You see, it is not “I”, the True Self that does bad things. The “I” is the image of God, Christ in us, the true Self, that wills only good. The “sin that dwells within”, are those parts in us that cover the true Self like a protective cloak. Where do they come from? Let’s just say right now that all of these parts develop and operate because of fear. . St. Maximus the Confessor confirms this when he boils down the problem of sin to one thing: the fear of death. And what was the Cross and Resurrection about after all but to free us from the fear of death?
In truth, their intention is to protect us from what we fear and often in ways that are not helpful or healthy. They mean well, but often do not do well. They are not bad parts, they are good parts that are coerced into doing unhealthy jobs. This points to the fact that there are imbalances in our internal lives.
The point I want to make is that there is an internal struggle in all of us between the True Self and our other parts. The spiritual life, including Confession and other sacraments, and everything else, is meant to help calm the internal war, to bring everything in us into harmony by allowing the image of God, the true Self, the life-energy of God, to lead as it was always meant to do through the ups and downs of life. What happens when faith rises and leads the way? Let’s let St. Symeon the New Theologian answer that for us.
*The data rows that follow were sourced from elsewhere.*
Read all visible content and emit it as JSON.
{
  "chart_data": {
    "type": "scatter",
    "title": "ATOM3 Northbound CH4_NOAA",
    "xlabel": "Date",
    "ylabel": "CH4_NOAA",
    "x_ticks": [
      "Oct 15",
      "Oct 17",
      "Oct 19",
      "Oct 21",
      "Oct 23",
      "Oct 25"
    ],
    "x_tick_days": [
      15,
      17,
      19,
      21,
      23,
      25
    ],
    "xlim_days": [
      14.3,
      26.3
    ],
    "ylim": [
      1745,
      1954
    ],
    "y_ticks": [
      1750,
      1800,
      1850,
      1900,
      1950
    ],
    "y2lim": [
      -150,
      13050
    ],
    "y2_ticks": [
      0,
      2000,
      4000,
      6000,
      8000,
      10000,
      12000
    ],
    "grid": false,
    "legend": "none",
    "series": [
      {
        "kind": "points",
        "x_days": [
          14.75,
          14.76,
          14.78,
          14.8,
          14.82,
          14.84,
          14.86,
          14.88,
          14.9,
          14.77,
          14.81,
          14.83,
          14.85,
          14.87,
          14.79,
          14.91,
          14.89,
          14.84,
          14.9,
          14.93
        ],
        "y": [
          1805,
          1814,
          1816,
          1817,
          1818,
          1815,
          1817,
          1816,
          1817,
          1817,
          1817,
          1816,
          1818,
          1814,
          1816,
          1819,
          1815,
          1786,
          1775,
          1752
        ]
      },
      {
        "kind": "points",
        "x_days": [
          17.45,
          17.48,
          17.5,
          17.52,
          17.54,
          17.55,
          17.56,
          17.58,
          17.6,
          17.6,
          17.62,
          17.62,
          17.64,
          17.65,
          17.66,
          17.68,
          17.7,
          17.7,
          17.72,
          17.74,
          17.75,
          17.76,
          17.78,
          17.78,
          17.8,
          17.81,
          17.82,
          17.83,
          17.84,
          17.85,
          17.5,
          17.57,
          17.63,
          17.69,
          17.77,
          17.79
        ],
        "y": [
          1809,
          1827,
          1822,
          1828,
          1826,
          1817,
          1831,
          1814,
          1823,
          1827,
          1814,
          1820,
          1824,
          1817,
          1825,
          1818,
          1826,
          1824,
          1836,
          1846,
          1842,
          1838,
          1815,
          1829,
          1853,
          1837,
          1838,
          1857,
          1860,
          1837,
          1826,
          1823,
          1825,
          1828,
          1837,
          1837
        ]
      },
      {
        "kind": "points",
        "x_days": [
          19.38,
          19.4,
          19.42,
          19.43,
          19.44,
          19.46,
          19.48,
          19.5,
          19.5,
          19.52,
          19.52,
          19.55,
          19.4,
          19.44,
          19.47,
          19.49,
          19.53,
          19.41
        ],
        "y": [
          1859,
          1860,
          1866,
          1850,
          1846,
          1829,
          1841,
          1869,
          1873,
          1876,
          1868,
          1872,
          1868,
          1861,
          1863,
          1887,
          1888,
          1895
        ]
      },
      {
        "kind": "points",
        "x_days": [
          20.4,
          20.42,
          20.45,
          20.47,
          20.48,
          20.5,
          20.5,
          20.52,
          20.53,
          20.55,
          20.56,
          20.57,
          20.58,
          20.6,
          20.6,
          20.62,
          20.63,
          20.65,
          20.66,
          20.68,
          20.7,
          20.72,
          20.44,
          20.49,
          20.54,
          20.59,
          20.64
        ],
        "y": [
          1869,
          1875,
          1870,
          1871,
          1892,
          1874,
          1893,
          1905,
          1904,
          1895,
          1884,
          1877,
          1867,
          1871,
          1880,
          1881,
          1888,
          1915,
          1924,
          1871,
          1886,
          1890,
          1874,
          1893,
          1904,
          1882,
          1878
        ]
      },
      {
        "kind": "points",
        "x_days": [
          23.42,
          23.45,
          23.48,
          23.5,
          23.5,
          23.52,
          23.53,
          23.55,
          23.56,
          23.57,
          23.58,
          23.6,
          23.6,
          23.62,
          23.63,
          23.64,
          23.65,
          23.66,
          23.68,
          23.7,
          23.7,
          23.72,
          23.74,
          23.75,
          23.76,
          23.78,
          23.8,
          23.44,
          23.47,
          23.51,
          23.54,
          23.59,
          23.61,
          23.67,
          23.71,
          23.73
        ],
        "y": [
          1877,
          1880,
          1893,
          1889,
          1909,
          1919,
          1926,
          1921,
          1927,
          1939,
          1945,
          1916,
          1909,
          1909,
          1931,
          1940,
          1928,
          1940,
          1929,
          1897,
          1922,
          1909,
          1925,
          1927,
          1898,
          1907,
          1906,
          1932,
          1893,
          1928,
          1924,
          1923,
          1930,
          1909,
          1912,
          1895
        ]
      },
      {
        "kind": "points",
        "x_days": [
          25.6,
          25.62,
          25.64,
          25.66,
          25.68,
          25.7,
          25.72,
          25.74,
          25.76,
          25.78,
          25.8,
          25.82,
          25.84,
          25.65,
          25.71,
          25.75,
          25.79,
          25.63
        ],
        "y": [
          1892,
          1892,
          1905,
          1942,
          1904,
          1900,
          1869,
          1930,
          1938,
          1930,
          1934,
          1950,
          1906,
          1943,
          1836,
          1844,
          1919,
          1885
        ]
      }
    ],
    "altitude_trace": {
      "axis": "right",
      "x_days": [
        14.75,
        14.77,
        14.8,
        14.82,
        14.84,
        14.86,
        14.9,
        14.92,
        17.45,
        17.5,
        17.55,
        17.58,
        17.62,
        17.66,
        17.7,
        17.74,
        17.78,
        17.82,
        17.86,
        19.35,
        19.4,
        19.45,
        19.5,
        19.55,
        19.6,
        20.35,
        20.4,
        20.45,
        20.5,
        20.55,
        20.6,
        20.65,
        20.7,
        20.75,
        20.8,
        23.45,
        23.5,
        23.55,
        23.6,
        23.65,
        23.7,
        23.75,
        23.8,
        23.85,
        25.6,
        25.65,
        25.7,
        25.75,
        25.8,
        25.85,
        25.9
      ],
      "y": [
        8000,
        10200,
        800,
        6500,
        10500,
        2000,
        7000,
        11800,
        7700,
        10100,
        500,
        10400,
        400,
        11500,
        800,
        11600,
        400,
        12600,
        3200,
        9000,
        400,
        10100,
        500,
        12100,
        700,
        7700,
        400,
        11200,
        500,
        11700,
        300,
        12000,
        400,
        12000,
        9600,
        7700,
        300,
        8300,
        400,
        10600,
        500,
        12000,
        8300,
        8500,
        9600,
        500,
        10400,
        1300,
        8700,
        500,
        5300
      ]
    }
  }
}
Clearly, he knew about these different parts and the need to bring them all to Christ.
…open your heart to Him
and let yourself receive the one
who is opening to you so deeply.
For if we genuinely love Him,
we wake up inside Christ's body
where all our body, all over,
every most hidden part of it,
is realized in joy as Him,
and He makes us, utterly, real,
and everything that is hurt, everything
that seemed to us dark, harsh, shameful,
maimed, ugly, irreparably
damaged, is in Him transformed
and recognized as whole, as lovely,
and radiant in His light
he awakens as the Beloved
in every last part of our body.
When the energy of the True Self is set free and the power of the Holy Spirit is allowed to rise in us, every part is transformed and we are filled with peace, fear is destroyed and the power of God begins to flow freely inside us and outside us like the living water Jesus promised. This water heals everything it touches. It is a collaborative process. It is synergy. It is the abundant life. It is the kingdom of heaven. It is the kind of healing we all need.